Дело доходит до отправки в Европу эмиссара, чтобы проконсультироваться с Кальвином и отдать на его усмотрение разрешение спорных вопросов. В это время столкновения усиливаются. Возможности Вильганьона на исходе. Лери сообщает, что по цвету его костюмов можно было судить о его настроении и нетерпимости. В конечном счете он поворачивается против протестантов и начинает морить их голодом; те перестают- принимать участие в общей жизни, перебираются на континент и присоединяются к индейцам. Той идиллии, которая складывается в отношениях между ними, мы обязаны шедевром этнографической литературы — «Путешествием в Бразильскую землю» Жана Лери[25]. Конец этого приключения печален: женевцам удается, хотя и не без труда, вернуться домой на французском корабле. Теперь и речи не было о том, чтобы действовать так же, как на пути в Америку, когда они были в силе и весело «снимали сливки», то есть грабили встреченные по пути корабли; на борту воцарился голод. Трюмные крысы и мыши — последние съестные припасы — необычайно поднимаются в цене. Кончается вода. В 1558 году команда высадилась в Бретани, еле живая от голода. Между тем колония на острове распадается в обстановке казней и террора. Ненавидимый всеми, предатель для одних и ренегат для других, страшный для индейцев, напуганный португальцами, Вильганьон отказывается от своей мечты [26]. Форт-Колиньи, которым стал командовать его племянник Буа ле Конт, в 1560 году переходит в руки португальцев.
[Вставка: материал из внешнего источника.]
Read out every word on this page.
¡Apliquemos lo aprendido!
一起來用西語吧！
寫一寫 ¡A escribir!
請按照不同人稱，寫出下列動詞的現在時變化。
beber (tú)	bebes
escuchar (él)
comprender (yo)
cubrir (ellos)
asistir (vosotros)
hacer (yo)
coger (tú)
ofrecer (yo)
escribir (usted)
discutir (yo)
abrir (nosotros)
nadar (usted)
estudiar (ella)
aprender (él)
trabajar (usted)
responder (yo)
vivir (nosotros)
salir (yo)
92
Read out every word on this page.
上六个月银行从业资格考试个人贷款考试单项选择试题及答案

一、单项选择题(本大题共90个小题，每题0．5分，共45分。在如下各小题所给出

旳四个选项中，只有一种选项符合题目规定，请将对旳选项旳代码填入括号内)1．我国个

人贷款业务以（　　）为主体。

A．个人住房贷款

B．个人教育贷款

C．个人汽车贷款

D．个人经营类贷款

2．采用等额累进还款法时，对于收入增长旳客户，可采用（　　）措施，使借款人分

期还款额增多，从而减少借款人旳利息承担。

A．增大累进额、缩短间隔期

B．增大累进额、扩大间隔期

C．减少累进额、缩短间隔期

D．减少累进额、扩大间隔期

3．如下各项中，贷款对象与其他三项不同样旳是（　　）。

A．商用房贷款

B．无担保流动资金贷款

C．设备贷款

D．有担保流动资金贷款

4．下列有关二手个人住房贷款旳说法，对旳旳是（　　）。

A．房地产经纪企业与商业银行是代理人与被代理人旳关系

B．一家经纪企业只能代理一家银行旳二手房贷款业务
В Рио я прежде всего стараюсь уловить отклик тех давних событий. Однажды мне это удалось, когда Национальным музеем была организована археологическая экспедиция на участок побережья в глубине бухты.

Катер высадил нас на топком пляже, где ржавело выброшенное морем старое судно. Оно, конечно, относилось не к XVI веку, но тем не менее вносило какую-то историческую соразмерность в просторы, где ничто не отражало хода времени. Далекий город закрыли низкие тучи и стена мелкого дождя, непрекращавшегося с раннего утра. За крабами, кишевшими в черной грязи, и корнями деревьев (по их поводу невозможно сказать, происходит ли развитие их форм в процессе роста или в результате разложения) на фоне леса мокрыми силуэтами выделялись несколько соломенных хижин вне всякой временной принадлежности. Еще дальше в бледном тумане купались откосы горных склонов. Подойдя к деревьям, мы достигли цели своего посещения — песчаного карьера, где крестьяне недавно откопали черепки глиняной посуды. Я ощупываю толстую керамику, бесспорно выполненную индейцами тупи, судя по белому ангобу [27] с красной каймой и тонкому переплетению из черных полос — лабиринту, предназначенному, как говорят, для того, чтобы злые духи заблудились и не добрались до человеческих костей, хранившихся когда-то в урнах. Мне объясняют, что мы могли бы доехать до стоянки, расположенной всего в пятидесяти километрах от центра города, на автомобиле и, кстати, застрять там на целую неделю из-за размывшего дорогу дождя. Это позволило бы нам вплотную приблизиться к прошлому, которому не по силам изменить такое меланхолическое место, где Лери обманулся, возможно, в своих ожиданиях, глядя на ловкое движение смуглой руки, формирующей с помощью смоченного в черном лаке шпателя «тысячи мелких редкостей, таких, как гильошировка[28], и другие забавные вещицы», о значении которых я вопрошаю, держа в руках мокрый черепок.